Google leads the field with its Lens feature. As it continues to place Lens in high-traffic places like the search bar on Google’s mobile app, it sees this as a way to boost query volume through multiple inputs. This also future-proofs its core search business with the camera-native Gen-Z.
But Google isn’t alone. Visual search challengers include Snap Scan, Pinterest Lens, and even Etsy. Each of these players sees an intersection between visual search and their core products. For Snap, it’s socially fueled AR and brand marketing. For Pinterest, it’s product discovery.
Now the latest player has joined the mix: Klarna. The buy-now-pay-later (BNPL) company’s latest feature lets users take a picture of physical-world objects to identify them and find where to buy them. This advances both Klarna’s business and the broader visual search sector.
Starting with the former, Klarna’s new Shopping Lens feature identifies 10 million+ products across eCommerce categories like clothing and electronics. It can also match those items with 50 million eCommerce destinations, including the ability to compare prices and reviews.
A related use case offered in Klarna’s Shopping Lens is to scan barcodes in physical stores to prompt searches that follow a similar path as the above shopping flow: with price comparisons across Klarna’s associated network of online retailers, and the ability to buy something.
This shopping-oriented use case makes Klarna’s visual search play decidedly actionable and focused.

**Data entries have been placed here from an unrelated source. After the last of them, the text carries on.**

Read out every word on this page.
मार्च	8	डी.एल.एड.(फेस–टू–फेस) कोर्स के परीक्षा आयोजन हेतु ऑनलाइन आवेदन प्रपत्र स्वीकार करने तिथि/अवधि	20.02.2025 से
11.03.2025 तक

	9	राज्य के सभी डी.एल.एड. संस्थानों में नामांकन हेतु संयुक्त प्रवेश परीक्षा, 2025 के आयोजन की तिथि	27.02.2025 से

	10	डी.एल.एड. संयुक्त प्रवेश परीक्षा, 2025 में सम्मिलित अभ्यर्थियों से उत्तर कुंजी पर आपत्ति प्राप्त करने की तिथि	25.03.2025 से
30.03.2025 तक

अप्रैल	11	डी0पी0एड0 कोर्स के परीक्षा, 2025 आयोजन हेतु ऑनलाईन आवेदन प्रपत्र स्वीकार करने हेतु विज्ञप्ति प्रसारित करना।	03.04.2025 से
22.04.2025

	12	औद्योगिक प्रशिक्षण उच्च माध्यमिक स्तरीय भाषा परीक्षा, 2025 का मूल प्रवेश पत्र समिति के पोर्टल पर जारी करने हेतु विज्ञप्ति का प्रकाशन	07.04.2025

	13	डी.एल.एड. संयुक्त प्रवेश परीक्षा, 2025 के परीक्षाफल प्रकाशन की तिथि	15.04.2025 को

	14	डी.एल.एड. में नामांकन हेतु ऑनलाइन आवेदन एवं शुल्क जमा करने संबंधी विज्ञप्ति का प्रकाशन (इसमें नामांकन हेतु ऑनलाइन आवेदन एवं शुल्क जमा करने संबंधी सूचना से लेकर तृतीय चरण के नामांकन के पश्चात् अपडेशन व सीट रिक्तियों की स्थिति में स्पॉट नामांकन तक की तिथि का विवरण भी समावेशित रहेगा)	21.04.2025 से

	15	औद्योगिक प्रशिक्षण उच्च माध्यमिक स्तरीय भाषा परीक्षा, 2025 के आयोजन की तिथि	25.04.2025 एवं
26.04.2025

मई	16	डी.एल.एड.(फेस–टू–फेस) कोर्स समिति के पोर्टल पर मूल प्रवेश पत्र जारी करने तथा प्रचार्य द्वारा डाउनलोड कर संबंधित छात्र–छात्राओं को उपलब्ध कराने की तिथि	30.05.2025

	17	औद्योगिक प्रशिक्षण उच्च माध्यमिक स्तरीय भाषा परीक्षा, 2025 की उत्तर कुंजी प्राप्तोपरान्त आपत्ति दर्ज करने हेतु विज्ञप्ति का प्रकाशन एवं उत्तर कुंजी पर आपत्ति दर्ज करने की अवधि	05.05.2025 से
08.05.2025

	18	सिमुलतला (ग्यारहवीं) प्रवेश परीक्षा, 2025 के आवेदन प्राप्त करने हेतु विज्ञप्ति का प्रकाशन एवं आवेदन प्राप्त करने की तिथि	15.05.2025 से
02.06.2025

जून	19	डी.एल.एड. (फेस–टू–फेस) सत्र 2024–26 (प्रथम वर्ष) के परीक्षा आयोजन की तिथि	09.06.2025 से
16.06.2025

That contrasts Google’s approach which – true to form – is more broadly about “all the world’s info.” And Klarna is well positioned to pull this off, given its place in the eCommerce stack.
That positioning importantly endows Klarna with product metadata for AI-training and visual recognition. Its integration with eCommerce storefronts for payment checkout has also empowered it to develop its own shopping front-end to drive consumer purchases.
Follow the Money
Moving on to the broader visual search sector, Klarna’s entry raises a key question: how will new players enter, given its technical complexity? As noted, Klarna has the ingredients for AI training to enable visual search’s core object recognition. But how will other players enter?
The answer could be through APIs. And that’s where Google reenters the picture. Just like it powers site search for websites – and creates ad inventory in the process – a prospective Google Lens API could empower anyone looking to integrate visual search into their sites or apps.
To that end, we predict Google will release a Lens API at some point. There’s precedent in Google’s interest in APIs for AR functionality, such as its geospatial API for visual navigation. But ultimately, its incentive (follow the money) is to create a sort of AdSense for visual search.
This would lower visual-search barriers for consumer apps while giving Google what it wants: more surface area for monetizable search. Fortunately, another beneficiary will be visual search itself. Fueled by an API, this could accelerate consumer exposure and, ultimately, adoption.